Не понимал Иванка сближения воеводы с московским кромешником. Но в душу Третьяка Федоровича не влезешь. Слоту бы сюда. Тот враз бы всё раскумекал. Башковитый мужик.
При вспоминании Слоты у Иванки потеплело на душе. По нраву ему был этот отзывчивый, степенный, рассудливый мужик. Как ныне живется Слоте при новом барине? Так
Неподалеку от купальни Васька остановил коня. Осмотрительно молвил воеводе:
— В оном местечке утки бывают. Тут, как озерный заливчик, вот и слетаются. Подбить хочется. Сойдем с коней, Третьяк Федорыч, и пойдем потихоньку.
Черными, цыганскими глазами глянул на опричников и послужильцев воеводы.
— Дабы не спугнуть птицу, никому к реке не подходить.
Изгибающийся хомутом берег реки густо зарос кустарником.

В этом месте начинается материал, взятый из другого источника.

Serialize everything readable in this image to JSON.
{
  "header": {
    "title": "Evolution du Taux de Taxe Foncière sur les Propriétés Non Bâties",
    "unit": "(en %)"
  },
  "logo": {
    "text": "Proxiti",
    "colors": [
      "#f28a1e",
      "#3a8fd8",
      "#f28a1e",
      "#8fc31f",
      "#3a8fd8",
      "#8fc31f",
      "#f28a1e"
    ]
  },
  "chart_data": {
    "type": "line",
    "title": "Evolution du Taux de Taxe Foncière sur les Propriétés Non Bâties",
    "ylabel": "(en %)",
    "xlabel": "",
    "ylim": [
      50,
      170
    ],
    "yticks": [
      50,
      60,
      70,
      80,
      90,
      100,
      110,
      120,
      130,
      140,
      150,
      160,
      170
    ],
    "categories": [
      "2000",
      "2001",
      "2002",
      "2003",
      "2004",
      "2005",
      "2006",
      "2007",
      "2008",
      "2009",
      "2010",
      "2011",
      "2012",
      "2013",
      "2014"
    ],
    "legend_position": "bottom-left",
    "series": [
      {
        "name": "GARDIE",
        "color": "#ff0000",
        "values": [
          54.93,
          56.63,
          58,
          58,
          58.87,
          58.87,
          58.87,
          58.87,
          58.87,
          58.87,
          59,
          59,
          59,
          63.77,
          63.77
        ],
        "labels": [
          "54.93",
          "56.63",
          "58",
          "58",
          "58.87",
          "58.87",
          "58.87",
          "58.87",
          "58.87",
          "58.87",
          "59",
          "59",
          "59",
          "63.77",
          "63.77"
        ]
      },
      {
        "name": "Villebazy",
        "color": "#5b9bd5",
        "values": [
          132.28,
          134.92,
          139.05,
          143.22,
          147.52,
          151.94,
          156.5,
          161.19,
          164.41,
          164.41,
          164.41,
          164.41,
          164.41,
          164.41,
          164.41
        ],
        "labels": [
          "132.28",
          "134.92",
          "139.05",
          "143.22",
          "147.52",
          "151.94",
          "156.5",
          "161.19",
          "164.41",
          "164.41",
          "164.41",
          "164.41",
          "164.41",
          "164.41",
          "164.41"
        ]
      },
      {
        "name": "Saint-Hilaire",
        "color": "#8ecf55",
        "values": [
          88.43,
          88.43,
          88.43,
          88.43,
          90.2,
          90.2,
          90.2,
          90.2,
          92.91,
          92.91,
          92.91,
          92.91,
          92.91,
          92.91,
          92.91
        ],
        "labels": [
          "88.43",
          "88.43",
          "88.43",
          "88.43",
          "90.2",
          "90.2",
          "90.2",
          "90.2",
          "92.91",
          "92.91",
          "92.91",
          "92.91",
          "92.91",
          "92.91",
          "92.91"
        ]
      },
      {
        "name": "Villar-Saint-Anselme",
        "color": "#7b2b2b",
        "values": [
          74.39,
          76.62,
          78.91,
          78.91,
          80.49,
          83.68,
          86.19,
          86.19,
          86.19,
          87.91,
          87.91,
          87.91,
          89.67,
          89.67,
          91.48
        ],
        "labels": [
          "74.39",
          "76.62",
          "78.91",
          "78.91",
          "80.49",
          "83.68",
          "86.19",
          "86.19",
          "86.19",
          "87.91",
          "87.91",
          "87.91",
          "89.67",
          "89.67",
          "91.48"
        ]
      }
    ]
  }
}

Васька, вытянув пистоль из-за рудожелтого кушака, крадучись шел впереди. Третьяк отчетливо услышал плеск воды.
— Есть птица, — прошептал Васька, и сторожко раздвинув кусты ивняка, застыл с очумелыми глазами. Затем тихо обернулся к воеводе, возбужденно зашептал:
— Нет, ты глянь, Федорыч.
Воевода глянул и с неподдельным удивлением уставился на реку. Из воды выходила обнаженная купальщица — молодая, миловидная, с высокими грудями.
У Третьяка перехватило дыхание: он впервые увидел нагую девушку, а та вышла на песчаную отмель, остановилась и запрокинула гибкие руки за голову, представ во всей своей цветущей красе.
Васька Грязной, прелюбодей и сладострастник, похотливо засопел носом. Не отрывая от девки ненасытного взгляда, шепнул:
— Кто такая?
Воевода лишь пожал плечами.
— Зело пригожа, — снова прошептал Васька, во все глаза продолжая разглядывать молодую купальщицу.
А Варька обернулась задом, и вновь закинула руки за голову. Пусть, пусть воевода разглядит все её девичьи прелести. Святоша! И чего такой раскрасавец девок чурается? Пора его приголубить. Пусть наконец-то познает истинную усладу. И не даром: Грязной посулил три рубля. Но зачем ему это понадобилось? Могла бы и сама к воеводе в терем прийти. Чудной барин. И чего только не напридумывал!
— Ох, ладна, бестия, ох, ладна.
Васька даже издал тихий стон от возникшего вожделения. Если бы не воевода, он подскочил бы сейчас к Варьке и принялся бы ее яростно «нежить». Но нельзя срывать хитроумную ловушку.
— Не будем пугать. Пойдем в другое место, Василь Григорич.
Потихоньку выбрались из кустарника.
— Ну, как тебе девка, Третьяк Федорыч?
Воевода был и смущен и обольщен, а посему скрывать не стал:
— Прелесть!
— То-то! — залился Васька. — Ишь, какие у тебя ростовны, хо!
Пошли к всадникам.
— Что-то выстрела не слышали, Василь Григорич, — произнес один из опричников.
— Птицы, никак, в другое место перелетели, — ухмыльнулся Грязной. — Поищем.
Отъехали с полверсты и обнаружили новое доброе местечко, где все и выкупались.
Васька, глянув на оголенного Иванку, всё тело коего бугрилось мышцами, присвистнул:
— Здоров же ты, детина! Молотом что ли стучал, аль десяток лет избы рубил?
— Всякое было, барин, — уклончиво отозвался Иванка.